The Importance of Generally Accepted Standards of Care

Wit v. United Behavioral Health

October 10, 2022

In most health insurance policies, autism spectrum disorder (ASD) falls under the benefits category of mental health, not physical medicine. This categorization is related to ASD’s inclusion in the Diagnostic Statistical Manual (DSM-V) which is the handbook used by health care professionals in the U.S. and much of the world as the authoritative guide to the diagnosis of mental disorders. In addition to a diagnosis of ASD, many autistics, including children, have other mental health conditions such as anxiety, attention disorders, or depression. They may also experience physical symptoms such as sleep disorders, gastrointestinal problems, seizures, etc. The article below explains an important legal case about mental health insurance benefits and how its reversal could harm the autism community.



There are often differences between how insurance companies cover mental health conditions and how they cover physical medicine conditions. Unlike patients who use insurance benefits for a physical condition—one that is medical or surgical in nature—patients with mental health conditions often face provider visit limits, annual dollar caps, and tougher medical necessity standards.

The Case

In 2019 there was a landmark case for our community, Wit v. United Behavioral Health. In this federal case, 11 plaintiffs sued United Behavioral Health (UBH), a subsidiary of United Healthcare, in a class action (large group) lawsuit. The plaintiffs claimed that UBH failed its beneficiaries by going against the generally accepted standard of care for mental health conditions. The term “generally accepted standards of care” means standards that are widely accepted as medically necessary by medical professionals who treat such patients. During the trial, the plaintiffs presented evidence that UBH used its own guidelines—instead of generally accepted standards of care—to keep costs down.

The Court’s Decision

At the end of the trial, the District Court found UBH had violated several laws.
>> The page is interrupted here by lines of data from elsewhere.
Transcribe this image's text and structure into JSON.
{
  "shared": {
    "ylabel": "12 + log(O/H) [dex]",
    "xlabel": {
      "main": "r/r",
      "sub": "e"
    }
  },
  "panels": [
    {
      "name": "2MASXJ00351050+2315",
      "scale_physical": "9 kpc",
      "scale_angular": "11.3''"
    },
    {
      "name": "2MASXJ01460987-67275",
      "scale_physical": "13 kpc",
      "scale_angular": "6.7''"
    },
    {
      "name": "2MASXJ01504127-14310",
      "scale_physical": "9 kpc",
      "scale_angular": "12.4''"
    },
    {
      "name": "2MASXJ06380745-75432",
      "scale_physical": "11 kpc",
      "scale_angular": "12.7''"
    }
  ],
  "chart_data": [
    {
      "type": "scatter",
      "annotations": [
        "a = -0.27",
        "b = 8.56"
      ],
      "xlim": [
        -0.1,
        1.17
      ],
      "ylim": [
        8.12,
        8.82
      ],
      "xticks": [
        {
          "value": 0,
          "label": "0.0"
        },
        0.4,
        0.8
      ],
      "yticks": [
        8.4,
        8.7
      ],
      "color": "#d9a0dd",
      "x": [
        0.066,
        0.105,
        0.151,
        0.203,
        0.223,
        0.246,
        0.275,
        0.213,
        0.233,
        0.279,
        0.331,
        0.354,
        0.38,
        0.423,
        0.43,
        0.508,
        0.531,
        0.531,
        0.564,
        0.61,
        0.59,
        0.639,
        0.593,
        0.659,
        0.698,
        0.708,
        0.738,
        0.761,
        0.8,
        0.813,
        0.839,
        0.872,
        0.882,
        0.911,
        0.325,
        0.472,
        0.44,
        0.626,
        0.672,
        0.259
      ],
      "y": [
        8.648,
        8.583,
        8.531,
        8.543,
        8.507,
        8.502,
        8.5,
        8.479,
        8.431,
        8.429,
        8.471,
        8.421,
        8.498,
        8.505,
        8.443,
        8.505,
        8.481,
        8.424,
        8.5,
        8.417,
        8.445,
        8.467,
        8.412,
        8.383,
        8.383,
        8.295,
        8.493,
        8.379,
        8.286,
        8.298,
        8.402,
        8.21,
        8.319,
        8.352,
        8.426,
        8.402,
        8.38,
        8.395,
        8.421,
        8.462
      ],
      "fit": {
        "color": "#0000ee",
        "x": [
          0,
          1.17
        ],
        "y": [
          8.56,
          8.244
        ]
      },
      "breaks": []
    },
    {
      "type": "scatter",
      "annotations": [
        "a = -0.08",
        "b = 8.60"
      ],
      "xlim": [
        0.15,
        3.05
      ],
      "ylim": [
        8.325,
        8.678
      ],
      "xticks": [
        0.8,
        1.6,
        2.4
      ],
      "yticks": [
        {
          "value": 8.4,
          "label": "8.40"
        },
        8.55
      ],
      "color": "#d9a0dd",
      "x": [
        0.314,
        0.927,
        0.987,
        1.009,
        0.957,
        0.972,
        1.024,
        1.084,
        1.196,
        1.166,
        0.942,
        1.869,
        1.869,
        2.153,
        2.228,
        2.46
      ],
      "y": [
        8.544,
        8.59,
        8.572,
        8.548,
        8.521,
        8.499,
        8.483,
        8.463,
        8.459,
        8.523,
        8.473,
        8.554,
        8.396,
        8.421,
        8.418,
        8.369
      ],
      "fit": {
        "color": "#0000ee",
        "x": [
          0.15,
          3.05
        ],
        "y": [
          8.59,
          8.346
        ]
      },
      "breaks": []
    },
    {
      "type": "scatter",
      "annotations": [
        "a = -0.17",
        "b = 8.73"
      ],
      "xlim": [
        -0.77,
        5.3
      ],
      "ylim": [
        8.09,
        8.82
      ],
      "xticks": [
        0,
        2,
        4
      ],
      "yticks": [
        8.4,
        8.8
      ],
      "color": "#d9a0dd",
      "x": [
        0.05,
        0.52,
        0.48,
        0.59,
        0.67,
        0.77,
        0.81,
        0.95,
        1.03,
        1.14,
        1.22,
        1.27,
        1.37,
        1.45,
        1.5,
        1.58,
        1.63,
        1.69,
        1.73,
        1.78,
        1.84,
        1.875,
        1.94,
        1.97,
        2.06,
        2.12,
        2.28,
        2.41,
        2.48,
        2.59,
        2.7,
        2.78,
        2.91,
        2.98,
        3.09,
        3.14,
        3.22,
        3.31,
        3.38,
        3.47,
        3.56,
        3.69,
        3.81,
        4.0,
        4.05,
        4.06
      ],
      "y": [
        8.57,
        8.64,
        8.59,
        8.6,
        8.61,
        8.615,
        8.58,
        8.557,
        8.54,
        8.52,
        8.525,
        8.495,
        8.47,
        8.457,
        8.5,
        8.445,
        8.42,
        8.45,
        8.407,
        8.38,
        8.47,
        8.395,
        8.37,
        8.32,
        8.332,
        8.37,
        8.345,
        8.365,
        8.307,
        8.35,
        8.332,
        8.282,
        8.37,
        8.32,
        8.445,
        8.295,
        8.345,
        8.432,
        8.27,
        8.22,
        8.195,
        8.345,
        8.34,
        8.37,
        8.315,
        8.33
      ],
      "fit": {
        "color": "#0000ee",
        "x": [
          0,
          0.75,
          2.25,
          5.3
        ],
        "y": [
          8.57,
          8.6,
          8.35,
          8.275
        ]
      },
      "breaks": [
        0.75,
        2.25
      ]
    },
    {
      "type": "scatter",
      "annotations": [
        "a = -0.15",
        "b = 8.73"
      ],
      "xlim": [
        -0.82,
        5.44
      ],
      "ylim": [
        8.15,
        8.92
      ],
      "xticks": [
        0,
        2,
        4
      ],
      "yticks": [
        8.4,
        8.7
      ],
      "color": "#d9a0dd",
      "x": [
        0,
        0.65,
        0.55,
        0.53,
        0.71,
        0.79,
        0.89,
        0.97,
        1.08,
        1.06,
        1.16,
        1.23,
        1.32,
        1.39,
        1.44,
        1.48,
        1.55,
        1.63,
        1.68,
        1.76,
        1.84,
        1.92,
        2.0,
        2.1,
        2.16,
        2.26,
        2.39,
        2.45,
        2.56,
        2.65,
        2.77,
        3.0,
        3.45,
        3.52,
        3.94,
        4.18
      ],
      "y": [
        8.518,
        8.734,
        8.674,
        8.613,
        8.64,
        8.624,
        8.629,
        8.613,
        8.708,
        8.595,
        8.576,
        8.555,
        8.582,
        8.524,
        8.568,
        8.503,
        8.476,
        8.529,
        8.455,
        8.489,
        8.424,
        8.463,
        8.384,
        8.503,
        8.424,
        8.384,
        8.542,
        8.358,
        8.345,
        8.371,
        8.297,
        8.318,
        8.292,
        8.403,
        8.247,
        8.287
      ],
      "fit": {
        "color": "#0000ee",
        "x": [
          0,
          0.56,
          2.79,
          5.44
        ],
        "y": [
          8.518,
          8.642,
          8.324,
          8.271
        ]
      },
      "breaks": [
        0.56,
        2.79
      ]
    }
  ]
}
In the ruling, the court set out 8 principles that insurance companies must use when making medical necessity determinations for mental health conditions:

  1. Underlying conditions, not just symptoms, must be treated.
  2. Co-occurring conditions must be considered when deciding on the appropriate level of care.
  3. Treatment should be at the least intensive and least restrictive level that is safe and effective.
  4. When the appropriate level of care is not clear, the provider should place the patient in a higher level of care.
  5. Services needed to maintain progress or prevent regression are part of an effective treatment plan.
  6. The right length of treatment is based on the individual needs of the patient; there is no set duration for treatment.
  7. The needs of children and teens must be taken into account when making level-of-care decisions.
  8. The appropriate level of care should be based on a holistic multidimensional assessment.

These principles could be applied to employer-sponsored insurance plans (those governed by federal “ERISA” law) as persuasive authority. Four states have recognized the importance of these these principles and passed them as state law (California, Illinois, Oregon, and Georgia).

How the Court’s Decision Supports the Needs of the Autism Community

For the autism community, these principles address the following common insurance problems:

  • Denials or partial denials for treatment because of a patient’s “lack of progress”
  • Denials of intensive treatment because a patient does not have “severe” challenges
  • Partial denials for treatment because the patient is making progress or is likely to make progress at a reduced level of care
  • Denials or partial denials for treatment due to the number of years the patient has been receiving treatment
  • Insufficient consideration of the patient’s developmental stage for medical necessity determinations

The Reversal

In March of 2022, a three-judge panel of the Ninth Circuit Court of Appeals overturned the District Court’s decision and ruled that it is “not unreasonable” for insurers to provide benefits outside of generally accepted standards of care. In response, the plaintiffs are requesting an en banc rehearing which would include eleven Ninth Circuit judges. There is no set timetable for when the decision on rehearing will be issued.

The implications of the reversal—and if the rehearing is denied—for our community are significant. Autistic individuals need coverage for medically necessary services based on recommendations from the medical community that serves them, not based on factors that are important to health insurance companies like cost.

The Future

The Wit decision represents the most successful effort to date to hold health insurers accountable for unequal coverage of mental health disorders. Given the importance of this case, if the District Court’s decision is not upheld, it is likely the plaintiffs would request a review to the U.S. Supreme Court.

Autism Speaks and other groups that advocate for those with mental health disorders are concerned about the Wit reversal and are following the appeal closely. We encourage the autism community to keep up to date with the developments of this case and its impact in their state and across the nation. Autism Speaks will provide additional updates as they become available.